Mr. Cheetham should know. He retired as an officer of the World Bank after twenty-seven years of service in a long list of countries including Asia and the former Soviet Union. With the bearing of a diplomat and the expertise of a Cabinet appointee, he outlined the historical context of this recession, its current status, and estimates of its depth and duration. Perhaps most significantly, he suggested options for recovery.

For example, the causes and remedies for deep economic crises are well known and documented. By Mr. Cheetham’s count, there have been 124 such crises in the past 25 years. Each has been meticulously recorded by World Bank economists as well as by the International Monetary Fund.

As a result we know that an effective response to the collapse of economies is massive, rapid infusions of public money to provide jobs and build public infrastructure – roads, educational institutions, and other needed projects that can be quickly funded and started. Sweden and Norway took decisive actions like these and turned the Scandinavian recession of the 1990’s into a rapid recovery. Japan failed to act quickly and firmly following the Asian financial crisis of 1997. The price Japan paid has been a 10-year recession.

The U.S. has the opportunity to respond quickly and decisively to the current global melt-down. Mr. Cheetham has personally worked with President-elect Obama’s nominees for National Economic Council, Larry Summers and for Treasury Secretary, Tim Geithner. Both are capable, respected, and as aware of what must be done as is Mr. Cheetham.

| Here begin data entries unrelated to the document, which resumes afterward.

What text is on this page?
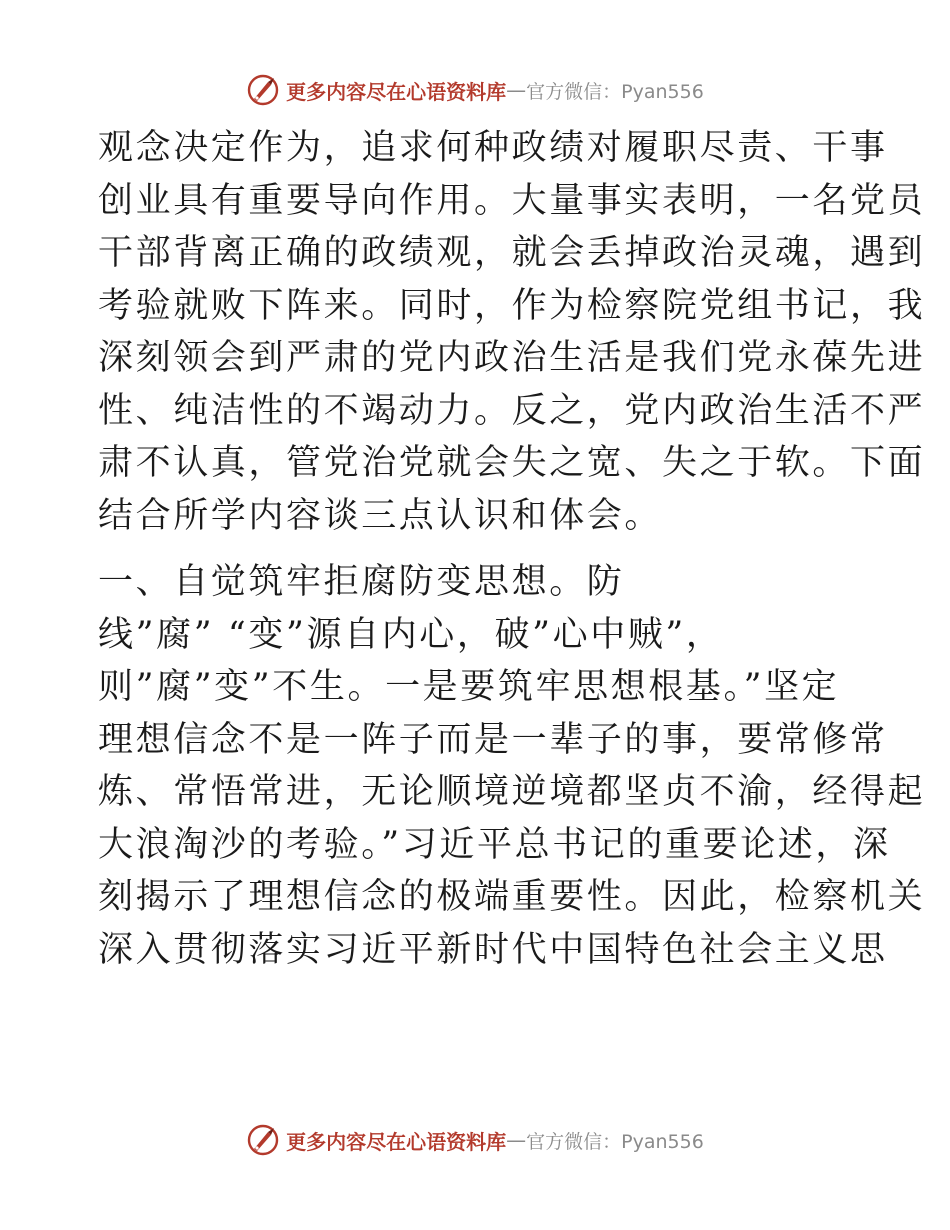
更多内容尽在心语资料库 — 官方微信：Pyan556
观念决定作为，追求何种政绩对履职尽责、干事
创业具有重要导向作用。大量事实表明，一名党员
干部背离正确的政绩观，就会丢掉政治灵魂，遇到
考验就败下阵来。同时，作为检察院党组书记，我
深刻领会到严肃的党内政治生活是我们党永葆先进
性、纯洁性的不竭动力。反之，党内政治生活不严
肃不认真，管党治党就会失之宽、失之于软。下面
结合所学内容谈三点认识和体会。
一、自觉筑牢拒腐防变思想。防
线”腐” “变”源自内心，破”心中贼”，
则”腐”变”不生。一是要筑牢思想根基。”坚定
理想信念不是一阵子而是一辈子的事，要常修常
炼、常悟常进，无论顺境逆境都坚贞不渝，经得起
大浪淘沙的考验。”习近平总书记的重要论述，深
刻揭示了理想信念的极端重要性。因此，检察机关
深入贯彻落实习近平新时代中国特色社会主义思
更多内容尽在心语资料库 — 官方微信：Pyan556
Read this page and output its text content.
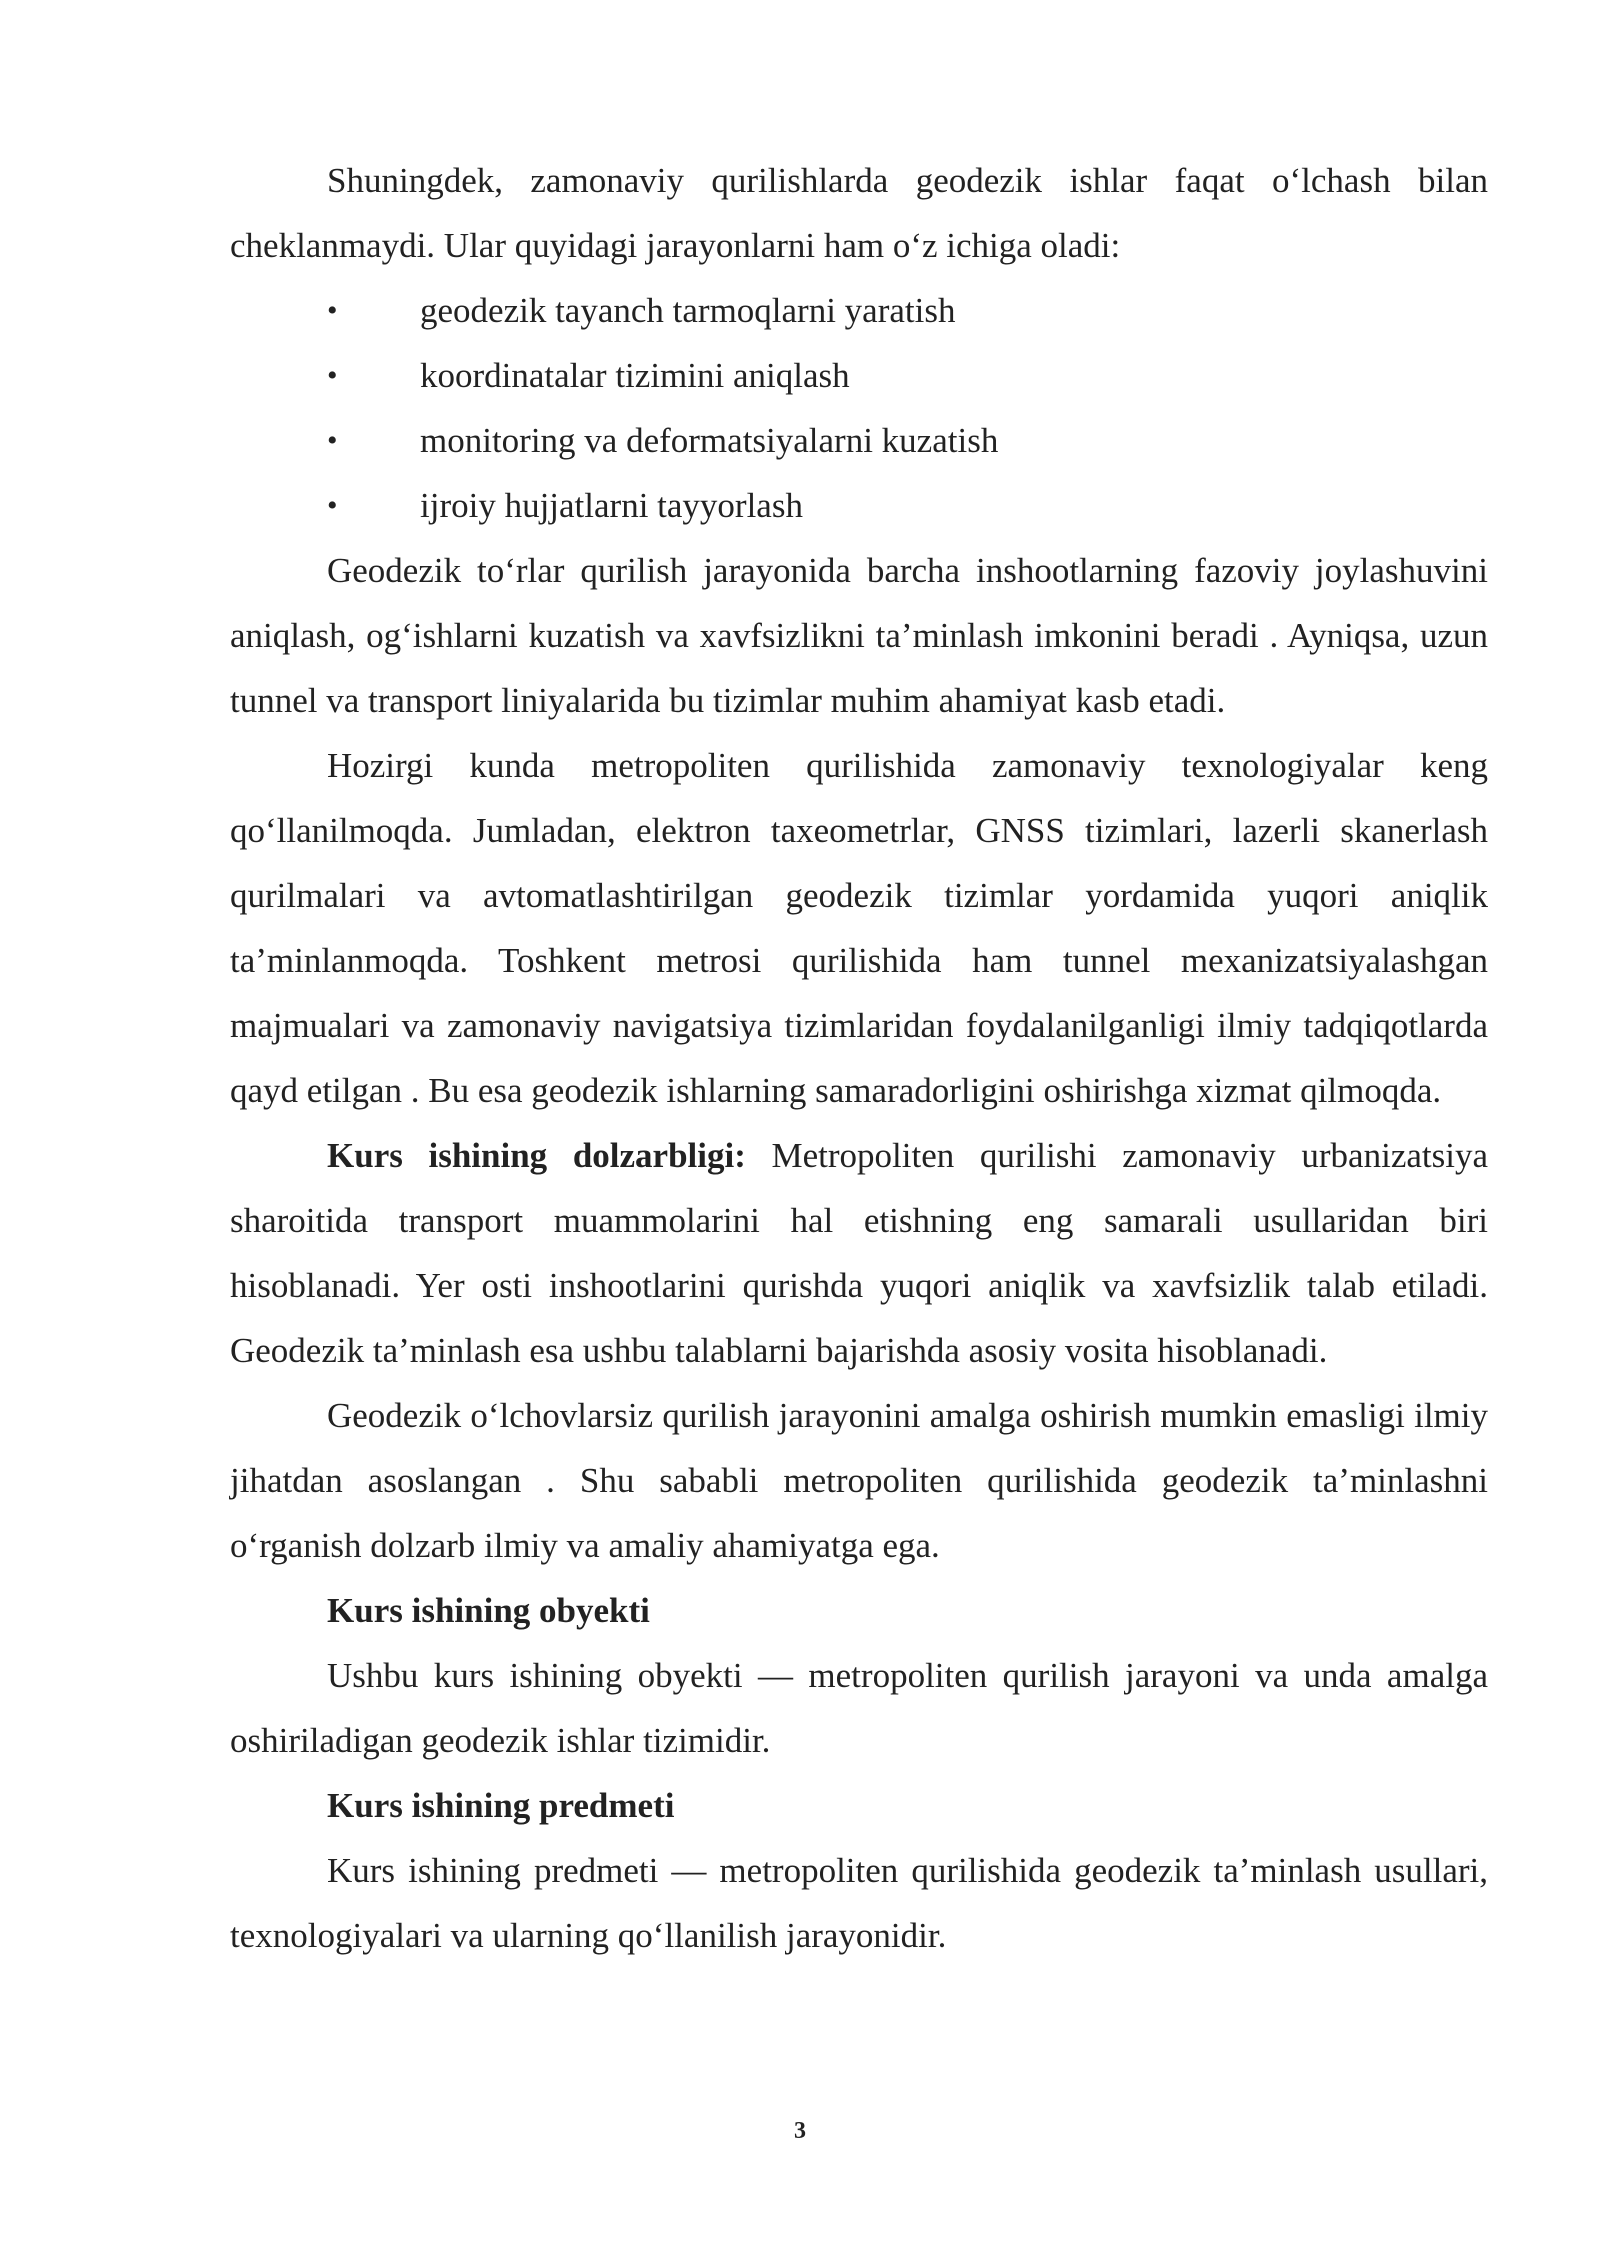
Shuningdek, zamonaviy qurilishlarda geodezik ishlar faqat o‘lchash bilan cheklanmaydi. Ular quyidagi jarayonlarni ham o‘z ichiga oladi:

• geodezik tayanch tarmoqlarni yaratish
• koordinatalar tizimini aniqlash
• monitoring va deformatsiyalarni kuzatish
• ijroiy hujjatlarni tayyorlash

Geodezik to‘rlar qurilish jarayonida barcha inshootlarning fazoviy joylashuvini aniqlash, og‘ishlarni kuzatish va xavfsizlikni ta’minlash imkonini beradi . Ayniqsa, uzun tunnel va transport liniyalarida bu tizimlar muhim ahamiyat kasb etadi.

Hozirgi kunda metropoliten qurilishida zamonaviy texnologiyalar keng qo‘llanilmoqda. Jumladan, elektron taxeometrlar, GNSS tizimlari, lazerli skanerlash qurilmalari va avtomatlashtirilgan geodezik tizimlar yordamida yuqori aniqlik ta’minlanmoqda. Toshkent metrosi qurilishida ham tunnel mexanizatsiyalashgan majmualari va zamonaviy navigatsiya tizimlaridan foydalanilganligi ilmiy tadqiqotlarda qayd etilgan . Bu esa geodezik ishlarning samaradorligini oshirishga xizmat qilmoqda.

Kurs ishining dolzarbligi: Metropoliten qurilishi zamonaviy urbanizatsiya sharoitida transport muammolarini hal etishning eng samarali usullaridan biri hisoblanadi. Yer osti inshootlarini qurishda yuqori aniqlik va xavfsizlik talab etiladi. Geodezik ta’minlash esa ushbu talablarni bajarishda asosiy vosita hisoblanadi.

Geodezik o‘lchovlarsiz qurilish jarayonini amalga oshirish mumkin emasligi ilmiy jihatdan asoslangan . Shu sababli metropoliten qurilishida geodezik ta’minlashni o‘rganish dolzarb ilmiy va amaliy ahamiyatga ega.

Kurs ishining obyekti

Ushbu kurs ishining obyekti — metropoliten qurilish jarayoni va unda amalga oshiriladigan geodezik ishlar tizimidir.

Kurs ishining predmeti

Kurs ishining predmeti — metropoliten qurilishida geodezik ta’minlash usullari, texnologiyalari va ularning qo‘llanilish jarayonidir.

3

But what must be done locally, by small business in Oregon and our region? What is the best response to both the recession and the proposed Federal stimulus? Mr. Cheetham has several suggestions.

First, business owners can take the necessary steps to qualify as certified Emerging Small Businesses, giving them the right to contract as product or service providers on state jobs. They can also take advantage of training like that offered by ODOT through Oregon’s Small Business Development Centers.

Second, small businesses can bid on public works funded by Federal economic recovery programs. These projects will require everything from paper clips to campus buildings. Governor Kulongoski has proposed a massive catch-up on deferred maintenance of pubic higher education campus facilities (Oregonian 11/24/08). The Oregon Department of Transportation has rolled out training programs for small businesses who can serve as contractors and sub-contractors.

Third, small businesses can work with their banks, some of whom have strong balance sheets and continue to lend to qualified companies. Contracts can become collateral for working capital. Terms of mobilization and progress payments can be structured to provide cash for later project phases.

In summary, economic recovery will require a combination of quick and decisive Federal investments in economic stimulus. Linked with pent-up demand for infrastructure repair and improvements in each state, Federal money will fund projects that offer revenue opportunities for small businesses. Small businesses that are prepared to respond will survive and prosper. Others may disappear.

According to Mr. Cheatham, “We are in the first act of a five act play.” It can be a drawn-out tragedy or a brief performance with a happy ending. Each of us must decide which one it will be for our families, our businesses, our employees, our customers, and our country.